Da diversi anni, il 30 novembre, l’IC “Da Vinci”di Labico rallenta il passo per ascoltare un’eco antica.È la voce di Andrea, il “protoklêtos”, come lo definisce la tradizione greca, il primo che udì dietro la parola di Gesù il fruscio di un significato più profondo. La festa del Santo Patrono non è, per questa comunità scolastica un semplice ricordo inserito nel calendario liturgico, ma un gesto che diventa rito, segno, narrazione condivisa.
Alla scuola dell’infanzia, mani piccole come conchiglie hanno modellato pesci di pasta, creando biscotti che raccontano il miracolo del poco offerto con cuore generoso. Poi, le stesse mani hanno colorato croci oblique di carta e sale, ognuna diversa, eppure tutte necessarie per comporre un disegno più grande, simbolo di bellezza e unicità.

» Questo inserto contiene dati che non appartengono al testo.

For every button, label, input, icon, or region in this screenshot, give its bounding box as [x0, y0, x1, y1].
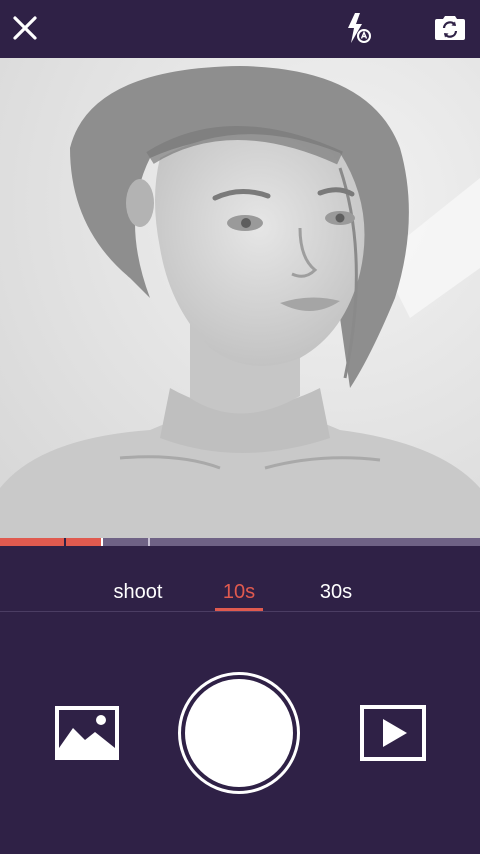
gallery-image-icon — [55, 706, 119, 760]
play-preview-button[interactable] — [358, 703, 428, 763]
tab-10s[interactable]: 10s — [209, 566, 269, 610]
shutter-record-icon — [185, 679, 293, 787]
gallery-button[interactable] — [52, 703, 122, 763]
tab-30s[interactable]: 30s — [306, 566, 366, 610]
min-duration-tick — [148, 538, 150, 546]
close-icon — [13, 16, 37, 40]
close-button[interactable] — [6, 9, 44, 47]
play-preview-icon — [360, 705, 426, 761]
camera-viewfinder[interactable] — [0, 58, 480, 538]
camera-switch-icon — [435, 16, 465, 40]
recording-progress-bar — [0, 538, 480, 546]
progress-cursor — [101, 538, 103, 546]
flash-auto-icon — [348, 13, 371, 43]
segment-marker — [64, 538, 66, 546]
tabs-divider — [0, 611, 480, 612]
progress-fill — [0, 538, 101, 546]
flash-toggle-button[interactable] — [342, 9, 376, 47]
camera-preview-image — [0, 58, 480, 538]
tab-shoot[interactable]: shoot — [102, 566, 174, 610]
duration-mode-tabs: shoot 10s 30s — [0, 566, 480, 612]
switch-camera-button[interactable] — [428, 8, 472, 48]
top-bar — [0, 0, 480, 58]
record-button[interactable] — [178, 672, 300, 794]
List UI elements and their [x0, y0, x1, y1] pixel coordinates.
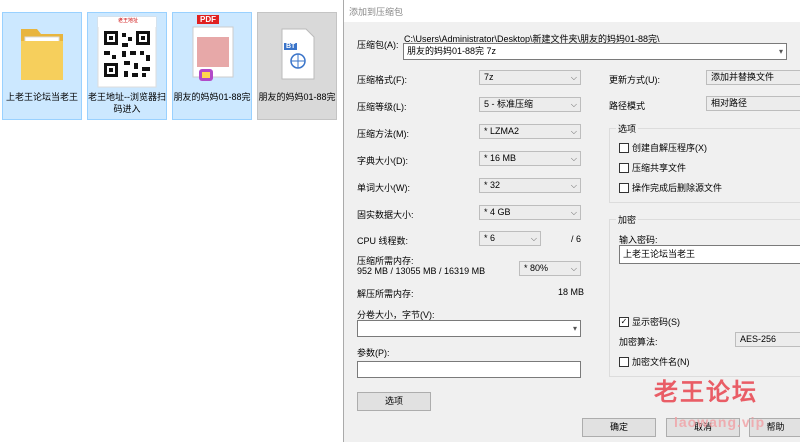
- dict-value: * 16 MB: [484, 153, 517, 163]
- file-item-folder[interactable]: 上老王论坛当老王: [2, 12, 82, 120]
- split-combo[interactable]: ▾: [357, 320, 581, 337]
- archive-label: 压缩包(A):: [357, 40, 399, 50]
- options-button[interactable]: 选项: [357, 392, 431, 411]
- solid-label: 固实数据大小:: [357, 210, 414, 220]
- file-item-qr-image[interactable]: 老王地址 老王地址--浏览器扫码进入: [87, 12, 167, 120]
- checkbox-box: [619, 356, 629, 367]
- chevron-down-icon: ⌵: [530, 234, 537, 243]
- file-item-pdf[interactable]: PDF 朋友的妈妈01-88完: [172, 12, 252, 120]
- params-label: 参数(P):: [357, 348, 390, 358]
- solid-value: * 4 GB: [484, 207, 511, 217]
- shared-checkbox[interactable]: 压缩共享文件: [619, 161, 686, 174]
- mem-value: * 80%: [524, 263, 549, 273]
- update-select[interactable]: 添加并替换文件: [706, 70, 800, 85]
- level-label: 压缩等级(L):: [357, 102, 407, 112]
- chevron-down-icon: ⌵: [570, 264, 577, 273]
- bt-torrent-icon: [281, 28, 315, 80]
- enc-method-select[interactable]: AES-256: [735, 332, 800, 347]
- dict-label: 字典大小(D):: [357, 156, 408, 166]
- watermark-logo: 老王论坛: [654, 379, 758, 406]
- chevron-down-icon: ⌵: [570, 181, 577, 190]
- dict-select[interactable]: * 16 MB ⌵: [479, 151, 581, 166]
- dialog-titlebar[interactable]: 添加到压缩包: [344, 0, 800, 22]
- enc-method-value: AES-256: [740, 334, 777, 344]
- chevron-down-icon: ⌵: [570, 73, 577, 82]
- qr-code-image: [97, 16, 157, 88]
- archive-name-combo[interactable]: 朋友的妈妈01-88完 7z ▾: [403, 43, 787, 60]
- format-label: 压缩格式(F):: [357, 75, 407, 85]
- level-select[interactable]: 5 - 标准压缩 ⌵: [479, 97, 581, 112]
- mem-select[interactable]: * 80% ⌵: [519, 261, 581, 276]
- method-label: 压缩方法(M):: [357, 129, 409, 139]
- solid-select[interactable]: * 4 GB ⌵: [479, 205, 581, 220]
- bt-badge: BT: [284, 43, 298, 50]
- watermark-url: laowang.vip: [674, 414, 766, 430]
- decomp-label: 解压所需内存:: [357, 289, 414, 299]
- threads-max: / 6: [571, 234, 582, 244]
- method-select[interactable]: * LZMA2 ⌵: [479, 124, 581, 139]
- chevron-down-icon: ⌵: [570, 100, 577, 109]
- chevron-down-icon: ⌵: [570, 127, 577, 136]
- file-item-torrent[interactable]: BT 朋友的妈妈01-88完: [257, 12, 337, 120]
- folder-icon: [21, 29, 63, 80]
- encrypt-names-checkbox[interactable]: 加密文件名(N): [619, 355, 690, 368]
- decomp-value: 18 MB: [558, 287, 585, 297]
- shared-label: 压缩共享文件: [632, 163, 687, 173]
- checkbox-box: [619, 182, 629, 193]
- word-label: 单词大小(W):: [357, 183, 410, 193]
- checkbox-checked-icon: ✓: [619, 316, 629, 327]
- word-value: * 32: [484, 180, 501, 190]
- path-label: 路径模式: [609, 101, 646, 111]
- file-name: 老王地址--浏览器扫码进入: [88, 92, 166, 114]
- encrypt-names-label: 加密文件名(N): [632, 357, 690, 367]
- path-value: 相对路径: [711, 98, 748, 108]
- threads-value: * 6: [484, 233, 496, 243]
- threads-label: CPU 线程数:: [357, 236, 409, 246]
- password-value: 上老王论坛当老王: [623, 249, 696, 259]
- method-value: * LZMA2: [484, 126, 520, 136]
- checkbox-box: [619, 162, 629, 173]
- chevron-down-icon[interactable]: ▾: [779, 44, 783, 59]
- sfx-checkbox[interactable]: 创建自解压程序(X): [619, 141, 707, 154]
- chevron-down-icon: ⌵: [570, 208, 577, 217]
- format-select[interactable]: 7z ⌵: [479, 70, 581, 85]
- qr-caption: 老王地址: [117, 18, 138, 24]
- show-password-checkbox[interactable]: ✓ 显示密码(S): [619, 315, 680, 328]
- encrypt-group-title: 加密: [616, 213, 639, 226]
- level-value: 5 - 标准压缩: [484, 99, 534, 109]
- ok-button[interactable]: 确定: [582, 418, 656, 437]
- options-group-title: 选项: [616, 122, 639, 135]
- archive-name-value: 朋友的妈妈01-88完 7z: [407, 46, 497, 56]
- dialog-title: 添加到压缩包: [349, 7, 404, 17]
- pdf-badge: PDF: [197, 15, 219, 24]
- word-select[interactable]: * 32 ⌵: [479, 178, 581, 193]
- show-password-label: 显示密码(S): [632, 317, 680, 327]
- delete-source-checkbox[interactable]: 操作完成后删除源文件: [619, 181, 722, 194]
- enc-method-label: 加密算法:: [619, 337, 658, 347]
- path-select[interactable]: 相对路径: [706, 96, 800, 111]
- params-input[interactable]: [357, 361, 581, 378]
- update-value: 添加并替换文件: [711, 72, 775, 82]
- format-value: 7z: [484, 72, 494, 82]
- file-name: 上老王论坛当老王: [5, 92, 78, 102]
- password-input[interactable]: 上老王论坛当老王: [619, 245, 800, 264]
- sfx-label: 创建自解压程序(X): [632, 143, 707, 153]
- file-name: 朋友的妈妈01-88完: [258, 92, 336, 102]
- add-to-archive-dialog: 添加到压缩包 压缩包(A): C:\Users\Administrator\De…: [343, 0, 800, 442]
- pdf-file-icon: [192, 26, 234, 81]
- mem-detail: 952 MB / 13055 MB / 16319 MB: [357, 266, 486, 276]
- chevron-down-icon: ⌵: [570, 154, 577, 163]
- checkbox-box: [619, 142, 629, 153]
- update-label: 更新方式(U):: [609, 75, 660, 85]
- threads-select[interactable]: * 6 ⌵: [479, 231, 541, 246]
- delete-source-label: 操作完成后删除源文件: [632, 183, 723, 193]
- file-explorer: 上老王论坛当老王 老王地址 老王地址--浏览器扫码进入 PDF 朋友的妈妈01-…: [0, 0, 345, 442]
- file-name: 朋友的妈妈01-88完: [173, 92, 251, 102]
- chevron-down-icon[interactable]: ▾: [573, 321, 577, 336]
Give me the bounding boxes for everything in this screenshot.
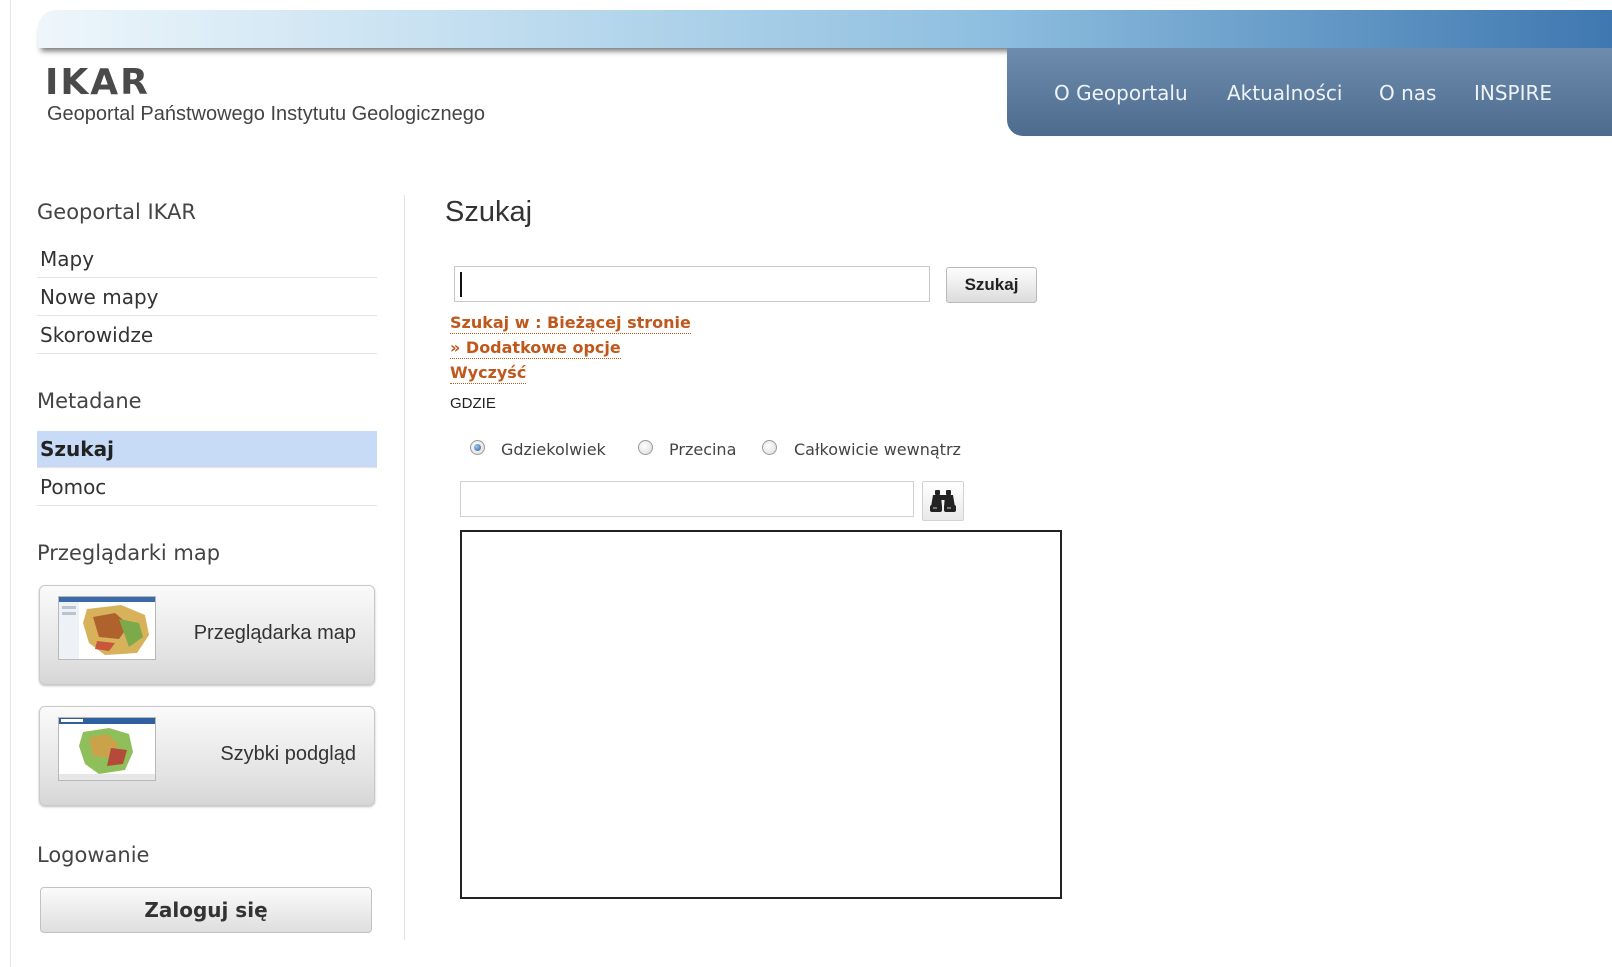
sidebar-item-szukaj[interactable]: Szukaj <box>37 431 377 468</box>
sidebar-item-nowe-mapy[interactable]: Nowe mapy <box>37 279 377 316</box>
search-input[interactable] <box>454 266 930 302</box>
radio-fully-inside[interactable] <box>762 440 777 455</box>
clear-link[interactable]: Wyczyść <box>450 363 527 384</box>
radio-intersects[interactable] <box>638 440 653 455</box>
top-navigation: O Geoportalu Aktualności O nas INSPIRE <box>1007 48 1612 136</box>
radio-intersects-label[interactable]: Przecina <box>669 440 736 459</box>
sidebar-item-mapy[interactable]: Mapy <box>37 241 377 278</box>
map-area[interactable] <box>460 530 1062 899</box>
login-button[interactable]: Zaloguj się <box>40 887 372 933</box>
map-viewer-thumbnail <box>58 596 156 660</box>
sidebar-section-logowanie: Logowanie <box>37 843 150 867</box>
binoculars-icon <box>930 490 956 512</box>
sidebar-item-skorowidze[interactable]: Skorowidze <box>37 317 377 354</box>
nav-aktualnosci[interactable]: Aktualności <box>1227 81 1342 105</box>
search-button[interactable]: Szukaj <box>946 267 1037 303</box>
szybki-podglad-label: Szybki podgląd <box>220 743 356 765</box>
nav-o-geoportalu[interactable]: O Geoportalu <box>1054 81 1188 105</box>
sidebar-divider <box>404 195 405 940</box>
radio-fully-inside-label[interactable]: Całkowicie wewnątrz <box>794 440 961 459</box>
page-title: Szukaj <box>445 196 533 228</box>
site-logo[interactable]: IKAR <box>45 62 150 103</box>
sidebar-item-pomoc[interactable]: Pomoc <box>37 469 377 506</box>
nav-inspire[interactable]: INSPIRE <box>1474 81 1552 105</box>
header-band <box>38 10 1612 48</box>
place-search-button[interactable] <box>922 481 964 521</box>
search-scope-link[interactable]: Szukaj w : Bieżącej stronie <box>450 313 691 334</box>
przegladarka-map-button[interactable]: Przeglądarka map <box>39 585 375 685</box>
site-subtitle: Geoportal Państwowego Instytutu Geologic… <box>47 103 486 125</box>
szybki-podglad-button[interactable]: Szybki podgląd <box>39 706 375 806</box>
radio-anywhere-label[interactable]: Gdziekolwiek <box>501 440 606 459</box>
where-label: GDZIE <box>450 395 496 412</box>
place-search-input[interactable] <box>460 481 914 517</box>
sidebar-section-przegladarki: Przeglądarki map <box>37 541 221 565</box>
radio-anywhere[interactable] <box>470 440 485 455</box>
sidebar-section-geoportal: Geoportal IKAR <box>37 200 197 224</box>
nav-o-nas[interactable]: O nas <box>1379 81 1436 105</box>
quick-preview-thumbnail <box>58 717 156 781</box>
text-cursor <box>460 272 462 297</box>
advanced-options-link[interactable]: » Dodatkowe opcje <box>450 338 621 359</box>
page-left-border <box>10 0 11 967</box>
sidebar-section-metadane: Metadane <box>37 389 142 413</box>
przegladarka-map-label: Przeglądarka map <box>193 622 356 644</box>
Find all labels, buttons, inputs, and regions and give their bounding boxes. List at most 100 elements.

Nella primaria, la devozione ha preso forma duratura. Ogni classe ha realizzato una mattonella per Sant’Andrea, usando materiali naturali, frammenti del creato trasformati in segni di fede. Accostate in un unico abbraccio, queste tessere hanno lasciato emergere l’iconografia classica di Andrea pescatore. Un mosaico che parla di comunione, dove l’unicità di ciascuno si intreccia e risplende nel tutto.
Infine, gli studenti della secondaria hanno realizzato cartelloni con disegni dell’Apostolo e testi della sua vita, raccontando Andrea discepolo, missionario, martire, con la freschezza dell’età e la profondità del pensiero nascente. Esposti presso il “Cantinone”, questi lavori rivelano una scuola capace di intrecciare cultura, arte e fede. E la festa di Sant’Andrea, grazie alla DS prof.ssa Angela Tortora e al Comitato che la custodiscono, ci ricorda che, sulle rive della vita, una voce chiama ancora. Sta a noi, come Andrea, riconoscerla e seguirla.